Kellie R. WATSON, Plaintiff-Appellant, v. HOME DEPOT USA, INC., Defendant-Appellee.
    No. 03-3218.
    United States Court of Appeals, Seventh Circuit.
    Submitted June 17, 2004.
    
    Decided June 18, 2004.
    Kellie R. Watson, Chicago, IL, pro se.
    Tracey L. Truesdale, Ogletree, Deakins, Nash, Smoak & Stewart, Chicago, IL, for Defendant-Appellee.
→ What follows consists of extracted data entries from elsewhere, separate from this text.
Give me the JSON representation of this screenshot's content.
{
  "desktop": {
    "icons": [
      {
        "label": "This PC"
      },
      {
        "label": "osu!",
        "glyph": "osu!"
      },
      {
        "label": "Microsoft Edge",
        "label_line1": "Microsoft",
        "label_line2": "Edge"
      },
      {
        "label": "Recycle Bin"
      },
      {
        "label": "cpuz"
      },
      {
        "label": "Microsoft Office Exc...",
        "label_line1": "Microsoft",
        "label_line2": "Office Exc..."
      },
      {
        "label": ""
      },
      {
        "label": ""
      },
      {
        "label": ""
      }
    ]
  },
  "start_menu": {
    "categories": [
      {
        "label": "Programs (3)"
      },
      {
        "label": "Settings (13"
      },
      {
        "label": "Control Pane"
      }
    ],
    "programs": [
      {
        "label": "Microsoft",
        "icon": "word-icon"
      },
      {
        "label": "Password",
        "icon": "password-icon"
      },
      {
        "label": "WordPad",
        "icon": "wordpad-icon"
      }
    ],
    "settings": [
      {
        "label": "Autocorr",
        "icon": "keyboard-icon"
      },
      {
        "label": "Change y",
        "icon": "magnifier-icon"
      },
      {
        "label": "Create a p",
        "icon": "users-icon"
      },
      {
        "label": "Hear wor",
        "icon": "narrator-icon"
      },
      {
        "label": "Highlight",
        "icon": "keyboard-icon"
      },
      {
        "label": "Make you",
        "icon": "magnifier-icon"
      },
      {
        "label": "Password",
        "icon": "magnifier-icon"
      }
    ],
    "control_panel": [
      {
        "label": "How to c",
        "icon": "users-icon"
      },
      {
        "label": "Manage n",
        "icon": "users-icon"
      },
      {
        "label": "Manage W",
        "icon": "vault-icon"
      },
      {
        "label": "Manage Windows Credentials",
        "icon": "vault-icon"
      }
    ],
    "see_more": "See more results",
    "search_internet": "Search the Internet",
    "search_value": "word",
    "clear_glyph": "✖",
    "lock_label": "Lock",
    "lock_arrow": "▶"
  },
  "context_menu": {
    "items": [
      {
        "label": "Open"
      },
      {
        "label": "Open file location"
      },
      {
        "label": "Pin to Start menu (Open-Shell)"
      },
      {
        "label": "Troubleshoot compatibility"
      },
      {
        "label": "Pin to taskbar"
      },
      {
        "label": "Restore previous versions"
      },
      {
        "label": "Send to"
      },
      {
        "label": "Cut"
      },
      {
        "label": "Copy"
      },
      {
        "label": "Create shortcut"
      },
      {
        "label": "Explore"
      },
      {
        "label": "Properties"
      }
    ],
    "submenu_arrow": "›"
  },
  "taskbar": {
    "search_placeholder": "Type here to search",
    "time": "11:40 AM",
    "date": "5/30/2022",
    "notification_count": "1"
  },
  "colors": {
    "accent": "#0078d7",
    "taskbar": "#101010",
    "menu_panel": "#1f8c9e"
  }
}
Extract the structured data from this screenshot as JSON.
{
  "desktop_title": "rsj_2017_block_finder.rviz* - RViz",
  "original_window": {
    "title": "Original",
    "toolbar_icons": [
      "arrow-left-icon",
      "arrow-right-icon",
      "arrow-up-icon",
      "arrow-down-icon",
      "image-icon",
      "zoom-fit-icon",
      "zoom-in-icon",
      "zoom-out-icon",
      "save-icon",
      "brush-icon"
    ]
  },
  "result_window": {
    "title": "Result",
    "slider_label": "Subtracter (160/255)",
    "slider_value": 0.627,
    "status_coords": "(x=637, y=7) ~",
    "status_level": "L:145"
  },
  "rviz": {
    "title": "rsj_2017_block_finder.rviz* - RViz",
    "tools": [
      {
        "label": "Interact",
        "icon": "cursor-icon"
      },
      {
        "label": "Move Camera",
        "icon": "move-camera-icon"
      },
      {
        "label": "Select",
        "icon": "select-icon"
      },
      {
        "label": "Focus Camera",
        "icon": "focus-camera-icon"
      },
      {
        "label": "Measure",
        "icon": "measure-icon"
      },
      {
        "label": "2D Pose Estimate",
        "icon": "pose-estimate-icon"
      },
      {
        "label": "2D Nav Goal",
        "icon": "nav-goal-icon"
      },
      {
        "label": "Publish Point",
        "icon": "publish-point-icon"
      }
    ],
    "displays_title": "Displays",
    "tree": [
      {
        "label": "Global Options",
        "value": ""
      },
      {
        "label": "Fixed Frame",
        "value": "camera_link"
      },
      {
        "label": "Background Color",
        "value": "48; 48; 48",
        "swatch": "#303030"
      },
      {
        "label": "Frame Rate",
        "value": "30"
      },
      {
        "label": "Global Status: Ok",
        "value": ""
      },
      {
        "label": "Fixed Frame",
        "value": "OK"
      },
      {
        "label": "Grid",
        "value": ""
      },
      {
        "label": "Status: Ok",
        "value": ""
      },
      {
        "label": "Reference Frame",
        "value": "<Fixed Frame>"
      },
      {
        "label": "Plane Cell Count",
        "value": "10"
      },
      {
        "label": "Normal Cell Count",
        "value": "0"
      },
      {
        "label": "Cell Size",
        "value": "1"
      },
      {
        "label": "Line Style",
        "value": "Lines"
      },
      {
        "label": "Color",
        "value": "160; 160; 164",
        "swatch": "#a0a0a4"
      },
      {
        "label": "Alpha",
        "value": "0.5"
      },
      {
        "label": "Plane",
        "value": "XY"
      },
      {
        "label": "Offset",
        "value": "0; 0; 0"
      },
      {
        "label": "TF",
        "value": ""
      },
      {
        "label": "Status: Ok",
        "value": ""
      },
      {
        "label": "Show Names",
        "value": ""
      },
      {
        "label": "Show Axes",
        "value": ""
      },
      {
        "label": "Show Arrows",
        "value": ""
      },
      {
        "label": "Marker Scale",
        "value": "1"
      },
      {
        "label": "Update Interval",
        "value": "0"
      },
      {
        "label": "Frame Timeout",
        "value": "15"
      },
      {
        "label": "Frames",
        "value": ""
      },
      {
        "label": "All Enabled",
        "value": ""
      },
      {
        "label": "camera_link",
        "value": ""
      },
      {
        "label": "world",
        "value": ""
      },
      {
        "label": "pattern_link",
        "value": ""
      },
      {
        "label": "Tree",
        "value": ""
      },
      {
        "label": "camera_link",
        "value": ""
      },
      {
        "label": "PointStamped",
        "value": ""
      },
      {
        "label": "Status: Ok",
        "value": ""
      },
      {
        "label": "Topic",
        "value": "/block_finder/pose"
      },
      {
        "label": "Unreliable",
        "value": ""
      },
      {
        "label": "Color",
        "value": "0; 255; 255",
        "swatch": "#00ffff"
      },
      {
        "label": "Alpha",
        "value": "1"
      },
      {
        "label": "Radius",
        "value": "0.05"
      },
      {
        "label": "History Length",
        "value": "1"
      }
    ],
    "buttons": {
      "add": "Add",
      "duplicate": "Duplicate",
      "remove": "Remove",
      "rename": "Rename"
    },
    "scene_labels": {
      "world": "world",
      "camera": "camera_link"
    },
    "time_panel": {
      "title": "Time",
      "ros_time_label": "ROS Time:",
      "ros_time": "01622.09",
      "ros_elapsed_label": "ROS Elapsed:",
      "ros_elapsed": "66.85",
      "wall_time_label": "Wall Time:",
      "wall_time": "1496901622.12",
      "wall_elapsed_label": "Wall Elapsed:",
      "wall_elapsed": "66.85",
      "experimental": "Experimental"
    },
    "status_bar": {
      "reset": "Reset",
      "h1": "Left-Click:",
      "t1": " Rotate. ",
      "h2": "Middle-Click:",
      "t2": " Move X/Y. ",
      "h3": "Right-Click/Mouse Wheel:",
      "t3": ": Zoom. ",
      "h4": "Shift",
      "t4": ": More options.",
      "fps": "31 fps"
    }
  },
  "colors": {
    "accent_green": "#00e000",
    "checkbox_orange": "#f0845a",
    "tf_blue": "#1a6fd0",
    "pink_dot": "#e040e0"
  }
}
    Before DIANE P. WOOD, EVANS, and WILLIAMS, Circuit Judges.
    
      
       After an examination of the briefs and the record, we have concluded that oral argument is unnecessary. Thus, the appeal is submitted on the briefs and the record. See Fed. R.App. P. 34(a)(2).
    
   ORDER

Kellie R. Watson appeals from a grant of summary judgment in favor of her former employer, Home Depot USA, Inc., in her employment discrimination lawsuit. On appeal Watson leaves unchallenged the substance of the district court’s decision, and instead alludes only generally to several rulings that the district court made on procedural matters. Watson, however, does not develop any of these points, so they are waived. See Hojnacki v. Klein-Acosta, 285 F.3d 544, 549 (7th Cir.2002). Although we liberally construe pro se filings, liberal construction does not extend so far as developing and researching legal arguments for litigants proceeding without counsel. Anderson v. Hardman, 241 F.3d 544, 545 (7th Cir.2001); Mathis v. N.Y. Life Ins. Co., 133 F.3d 546, 548 (7th Cir. 1998) (per curiam). Watson still must present comprehensible arguments to challenge the district court’s judgment, see Anderson, 241 F.3d at 545; United States ex. rel. Verdone v. Cir. Ct. for Taylor County, 73 F.3d 669, 673 (7th Cir.1995), and she has failed to do so. Because Watson has not pointed to any error by the district court, its judgment is AFFIRMED.